High-Frequency Trading in the 2000s
By the early 2000s, a new form of rapid-fire trading had emerged: high-frequency trading. While it only accounted for fewer than 10% of orders, the rapidly decreasing execution time would set the stage for excessive growth. From 2005 to 2009, HFT volume grew about 164% and perpetuated market makers, liquidity providers, and arbitrage specialists in their bid to take advantage of statistical trends and probabilities to generate short-term profits in rapid succession.
While 2008 may have been a year of pain for most investors, one great thing did develop as a direct result: the robo-advisor. This automated tool earmarked the beginning of a revolutionary device that would change how people view and handle their money. The robo-advisor appealed to investors given its computerized features, logical investment approach, and high-level transparency.
Robo-advisors are proofed against internal biases and emotions that have bankrupted many experienced traders.
Yet, throughout all these periods (despite the countless advancements made throughout the years), automated trading would face challenges, criticism, and controversies. System malfunction and cyber attacks are regular occurrences. The solution? More focus on security.
The Democratization of Investment Opportunities in Cryptocurrencies
Crypto was born to break down the barriers of centralized institutions such as banks. They're an alternative investment option so popular with retail investors.
Yet, while many people were hyper-focused on the implications of robo-advisors in equities trading, a certain few opted to study its impacts on the digital currency world. Why digital currency? Because it creates support for those without access to a bank, it facilitates cheaper and faster payments and international transfers and works 24 hours a day, 7 days a week. With rapidly changing prices, investors have seen opportunity in the digital currency world - and they're looking at automated traders to help make sense of this new market.
Critical issues have plagued this industry, from security and liquidity to value assessment. The industry's innately volatile market is perfect for developing and improving a trading algorithm. The following section will elaborate on why.

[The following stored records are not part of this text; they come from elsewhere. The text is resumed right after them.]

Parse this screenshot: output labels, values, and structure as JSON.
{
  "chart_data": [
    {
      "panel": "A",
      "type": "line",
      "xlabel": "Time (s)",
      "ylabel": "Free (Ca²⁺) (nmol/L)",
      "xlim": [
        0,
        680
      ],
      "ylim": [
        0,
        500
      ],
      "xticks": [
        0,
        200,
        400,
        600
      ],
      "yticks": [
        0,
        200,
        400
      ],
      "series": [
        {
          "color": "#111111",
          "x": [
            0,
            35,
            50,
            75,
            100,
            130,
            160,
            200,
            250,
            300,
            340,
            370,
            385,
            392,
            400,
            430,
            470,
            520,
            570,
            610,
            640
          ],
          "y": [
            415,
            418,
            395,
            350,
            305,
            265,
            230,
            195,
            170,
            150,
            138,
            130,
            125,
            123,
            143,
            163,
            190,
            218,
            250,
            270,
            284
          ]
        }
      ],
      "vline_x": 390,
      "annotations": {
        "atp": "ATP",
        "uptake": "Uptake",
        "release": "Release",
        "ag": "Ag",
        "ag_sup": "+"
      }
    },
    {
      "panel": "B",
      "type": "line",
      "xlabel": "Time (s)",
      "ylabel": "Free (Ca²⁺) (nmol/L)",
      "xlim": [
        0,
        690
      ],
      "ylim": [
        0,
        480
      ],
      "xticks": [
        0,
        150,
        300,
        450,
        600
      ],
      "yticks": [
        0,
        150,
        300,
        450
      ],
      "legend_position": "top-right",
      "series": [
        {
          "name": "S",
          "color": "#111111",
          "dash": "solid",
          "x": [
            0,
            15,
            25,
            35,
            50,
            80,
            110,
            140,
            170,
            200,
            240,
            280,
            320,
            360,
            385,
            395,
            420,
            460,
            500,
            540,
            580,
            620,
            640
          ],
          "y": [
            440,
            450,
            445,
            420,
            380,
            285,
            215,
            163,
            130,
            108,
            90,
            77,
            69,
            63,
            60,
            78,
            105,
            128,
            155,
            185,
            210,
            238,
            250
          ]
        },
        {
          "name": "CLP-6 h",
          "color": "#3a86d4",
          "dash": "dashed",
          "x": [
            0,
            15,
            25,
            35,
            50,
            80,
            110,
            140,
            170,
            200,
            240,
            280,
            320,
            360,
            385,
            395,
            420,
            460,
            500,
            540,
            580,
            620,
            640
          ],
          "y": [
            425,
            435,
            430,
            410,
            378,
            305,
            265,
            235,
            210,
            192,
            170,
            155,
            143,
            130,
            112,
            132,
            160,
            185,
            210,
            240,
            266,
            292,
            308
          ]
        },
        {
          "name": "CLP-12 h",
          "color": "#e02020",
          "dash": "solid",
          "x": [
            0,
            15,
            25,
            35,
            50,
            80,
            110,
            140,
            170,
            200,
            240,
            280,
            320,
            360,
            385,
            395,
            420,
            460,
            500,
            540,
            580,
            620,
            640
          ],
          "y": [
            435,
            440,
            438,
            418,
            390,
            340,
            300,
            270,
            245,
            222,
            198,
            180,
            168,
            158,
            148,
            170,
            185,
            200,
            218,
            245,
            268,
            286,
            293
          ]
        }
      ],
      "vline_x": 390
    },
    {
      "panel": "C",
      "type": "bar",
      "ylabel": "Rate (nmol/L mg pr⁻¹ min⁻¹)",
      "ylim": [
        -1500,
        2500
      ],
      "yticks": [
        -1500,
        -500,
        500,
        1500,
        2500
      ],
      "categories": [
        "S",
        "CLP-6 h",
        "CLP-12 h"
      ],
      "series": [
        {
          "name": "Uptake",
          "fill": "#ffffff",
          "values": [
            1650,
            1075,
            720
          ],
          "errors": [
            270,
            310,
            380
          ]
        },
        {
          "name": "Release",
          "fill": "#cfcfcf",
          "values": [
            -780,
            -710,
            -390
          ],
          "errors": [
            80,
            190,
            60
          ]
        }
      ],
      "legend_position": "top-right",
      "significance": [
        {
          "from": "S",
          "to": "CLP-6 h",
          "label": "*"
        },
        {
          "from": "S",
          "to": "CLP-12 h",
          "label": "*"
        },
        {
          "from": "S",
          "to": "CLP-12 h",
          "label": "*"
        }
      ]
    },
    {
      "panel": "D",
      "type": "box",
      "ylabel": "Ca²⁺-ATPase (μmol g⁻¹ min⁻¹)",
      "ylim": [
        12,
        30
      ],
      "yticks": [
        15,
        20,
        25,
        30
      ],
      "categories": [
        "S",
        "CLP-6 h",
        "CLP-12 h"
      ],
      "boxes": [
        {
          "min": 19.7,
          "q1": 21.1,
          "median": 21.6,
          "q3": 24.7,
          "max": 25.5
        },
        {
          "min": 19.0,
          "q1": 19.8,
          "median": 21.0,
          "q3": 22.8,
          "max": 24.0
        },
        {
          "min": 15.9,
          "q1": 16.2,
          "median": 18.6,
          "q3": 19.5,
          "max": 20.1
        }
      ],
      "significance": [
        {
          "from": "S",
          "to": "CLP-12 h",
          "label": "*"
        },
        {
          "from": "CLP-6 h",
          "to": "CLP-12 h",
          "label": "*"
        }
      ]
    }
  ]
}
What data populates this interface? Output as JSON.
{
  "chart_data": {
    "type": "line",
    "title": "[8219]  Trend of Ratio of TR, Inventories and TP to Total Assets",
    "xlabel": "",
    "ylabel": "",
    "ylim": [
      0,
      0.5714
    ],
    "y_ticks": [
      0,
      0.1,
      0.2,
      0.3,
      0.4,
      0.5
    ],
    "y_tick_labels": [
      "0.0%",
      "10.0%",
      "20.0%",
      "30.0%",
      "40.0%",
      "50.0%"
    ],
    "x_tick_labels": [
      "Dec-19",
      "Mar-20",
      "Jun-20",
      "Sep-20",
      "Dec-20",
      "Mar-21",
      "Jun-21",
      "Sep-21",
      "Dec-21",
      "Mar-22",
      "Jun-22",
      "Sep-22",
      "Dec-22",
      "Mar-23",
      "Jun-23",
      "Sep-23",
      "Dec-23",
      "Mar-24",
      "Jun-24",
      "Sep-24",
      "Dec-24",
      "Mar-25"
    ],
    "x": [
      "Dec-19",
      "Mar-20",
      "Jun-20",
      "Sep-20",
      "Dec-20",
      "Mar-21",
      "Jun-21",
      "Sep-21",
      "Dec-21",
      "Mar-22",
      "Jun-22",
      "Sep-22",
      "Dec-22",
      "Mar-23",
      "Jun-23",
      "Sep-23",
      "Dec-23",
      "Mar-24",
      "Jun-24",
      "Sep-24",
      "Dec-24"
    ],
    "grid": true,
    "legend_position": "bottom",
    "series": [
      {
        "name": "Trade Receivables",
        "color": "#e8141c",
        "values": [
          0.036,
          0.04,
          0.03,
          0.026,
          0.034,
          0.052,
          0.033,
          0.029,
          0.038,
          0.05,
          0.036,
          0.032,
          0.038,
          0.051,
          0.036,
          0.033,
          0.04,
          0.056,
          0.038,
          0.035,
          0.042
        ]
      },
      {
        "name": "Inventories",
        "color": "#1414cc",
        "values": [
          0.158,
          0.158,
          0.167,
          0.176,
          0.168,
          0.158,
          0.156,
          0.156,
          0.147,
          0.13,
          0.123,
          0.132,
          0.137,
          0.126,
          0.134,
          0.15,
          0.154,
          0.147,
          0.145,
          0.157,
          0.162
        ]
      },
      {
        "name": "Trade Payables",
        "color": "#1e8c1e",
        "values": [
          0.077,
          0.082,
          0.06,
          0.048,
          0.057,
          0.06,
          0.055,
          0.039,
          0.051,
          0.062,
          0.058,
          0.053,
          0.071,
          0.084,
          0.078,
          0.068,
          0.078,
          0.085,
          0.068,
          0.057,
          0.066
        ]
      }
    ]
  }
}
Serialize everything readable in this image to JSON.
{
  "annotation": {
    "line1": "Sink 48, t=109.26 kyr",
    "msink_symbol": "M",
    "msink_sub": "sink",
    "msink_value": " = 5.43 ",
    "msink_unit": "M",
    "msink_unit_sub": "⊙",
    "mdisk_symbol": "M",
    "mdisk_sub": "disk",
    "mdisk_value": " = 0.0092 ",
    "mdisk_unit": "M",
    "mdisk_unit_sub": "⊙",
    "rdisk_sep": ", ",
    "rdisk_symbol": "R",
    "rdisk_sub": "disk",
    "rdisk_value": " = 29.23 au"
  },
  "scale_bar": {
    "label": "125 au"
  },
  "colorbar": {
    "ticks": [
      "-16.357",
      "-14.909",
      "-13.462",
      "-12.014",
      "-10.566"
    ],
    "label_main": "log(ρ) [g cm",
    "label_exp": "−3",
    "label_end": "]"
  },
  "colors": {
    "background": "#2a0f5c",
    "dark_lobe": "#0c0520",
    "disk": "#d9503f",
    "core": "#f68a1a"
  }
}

Why Do We Need Automation in Crypto Trading?
At Peccala, we believe that automation allows the following advantages for crypto trading:
- Efficiency and Accuracy
Because actions are programmed, you can execute trades and price adjustments quicker than you would have had you opted for manual methods.
According to a 2019 report from BitWise Asset Management, less volatility would make 30% of investors more comfortable investing in cryptocurrency. While automated traders don't reduce the market's volatility, we do help tame it – a feat arguably more impressive given the capital gain made possible.

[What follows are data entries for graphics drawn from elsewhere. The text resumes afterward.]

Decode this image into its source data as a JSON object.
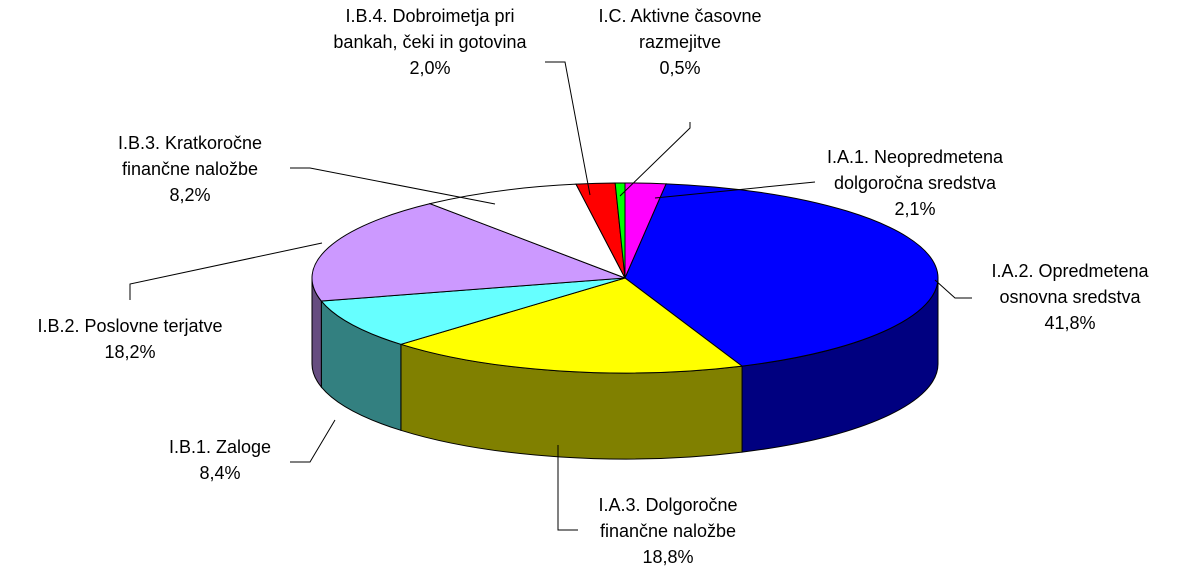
{
  "chart_data": {
    "type": "pie3d",
    "categories": [
      "I.A.1. Neopredmetena dolgoročna sredstva",
      "I.A.2. Opredmetena osnovna sredstva",
      "I.A.3. Dolgoročne finančne naložbe",
      "I.B.1. Zaloge",
      "I.B.2. Poslovne terjatve",
      "I.B.3. Kratkoročne finančne naložbe",
      "I.B.4. Dobroimetja pri bankah, čeki in gotovina",
      "I.C. Aktivne časovne razmejitve"
    ],
    "values": [
      2.1,
      41.8,
      18.8,
      8.4,
      18.2,
      8.2,
      2.0,
      0.5
    ],
    "value_labels": [
      "2,1%",
      "41,8%",
      "18,8%",
      "8,4%",
      "18,2%",
      "8,2%",
      "2,0%",
      "0,5%"
    ],
    "colors": [
      "#ff00ff",
      "#0000ff",
      "#ffff00",
      "#66ffff",
      "#cc99ff",
      "#ffffff",
      "#ff0000",
      "#00ff00"
    ]
  }
}
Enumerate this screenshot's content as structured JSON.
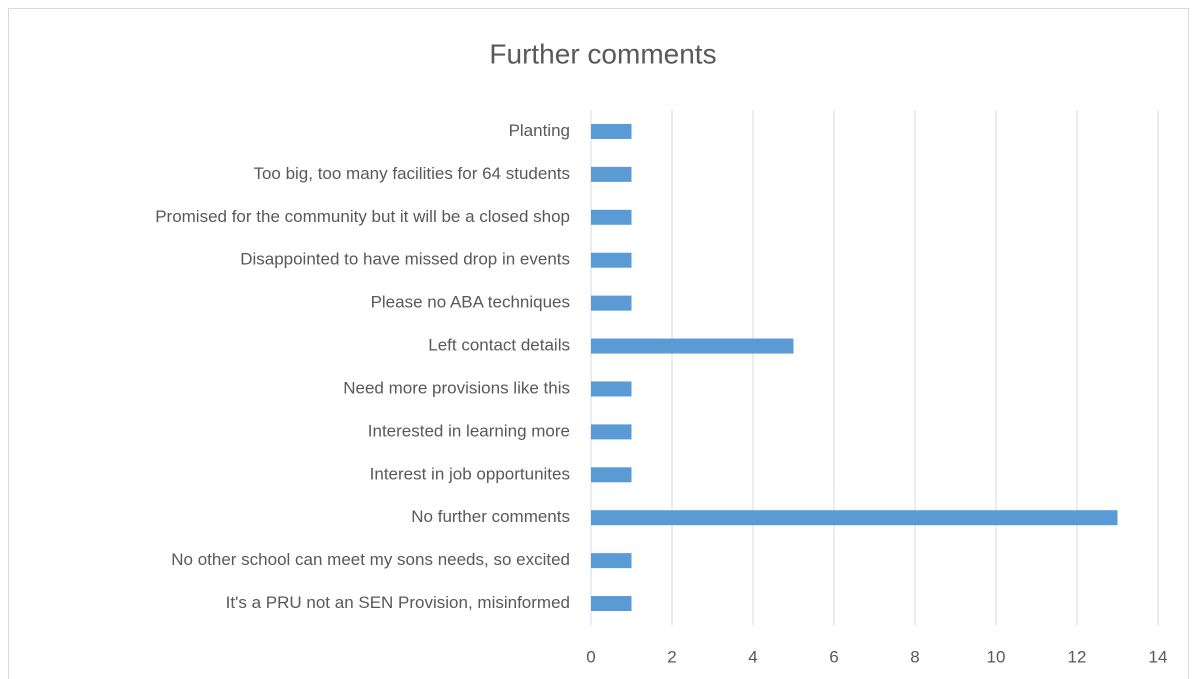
{
  "chart_data": {
    "type": "hbar",
    "title": "Further comments",
    "categories": [
      "Planting",
      "Too big, too many facilities for 64 students",
      "Promised for the community but it will be a closed shop",
      "Disappointed to have missed drop in events",
      "Please no ABA techniques",
      "Left contact details",
      "Need more provisions like this",
      "Interested in learning more",
      "Interest in job opportunites",
      "No further comments",
      "No other school can meet my sons needs, so excited",
      "It's a PRU not an SEN Provision, misinformed"
    ],
    "values": [
      1,
      1,
      1,
      1,
      1,
      5,
      1,
      1,
      1,
      13,
      1,
      1
    ],
    "color": "#5b9bd5",
    "xlim": [
      0,
      14
    ],
    "xticks": [
      0,
      2,
      4,
      6,
      8,
      10,
      12,
      14
    ],
    "grid": true
  }
}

Because manpower isn't an issue, automated traders could easily handle many assets simultaneously. A computerized trading algorithm would treat it roughly the same way, whether it's less than $100 or somewhere north of a million. Peccala right now, for example, has a total AUM of roughly 3.1 million USD. Yet, the process has remained approximately the same. In fact, just last week, we reached a milestone and generated $1 million in realized profits for our users.
Talk about scalability!
- Customized Investment Strategies
Algorithmic trading, as we've said, depends on several pre-determined rules and strategies for an algorithm to follow. Different rules mean different systems. With the correct algorithm, you can choose a plan that better suits your goals and risk tolerance.

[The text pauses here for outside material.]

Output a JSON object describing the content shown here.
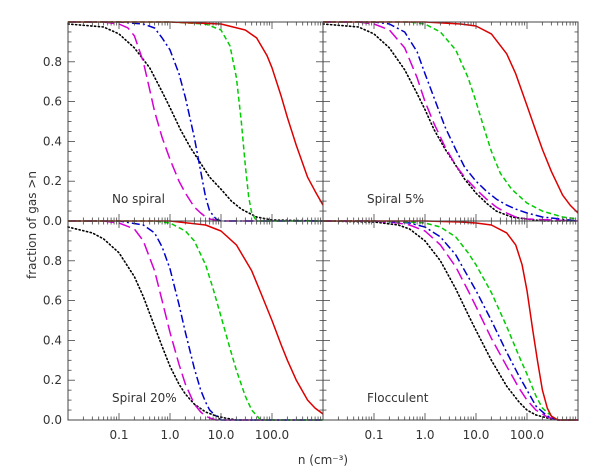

In the same report we cited earlier, better regulation would persuade 58% of investors to invest in digital currencies. Until the government has understood and fully regulated the industry, maybe you'd want to look at automated investment strategies more suited for the conservative investor.
- 24/7 Monitoring
Finally, automation has granted traders the privilege of time. We need to eat, sleep, and enjoy life, so no human could theoretically monitor the markets 24/7– but a robot can.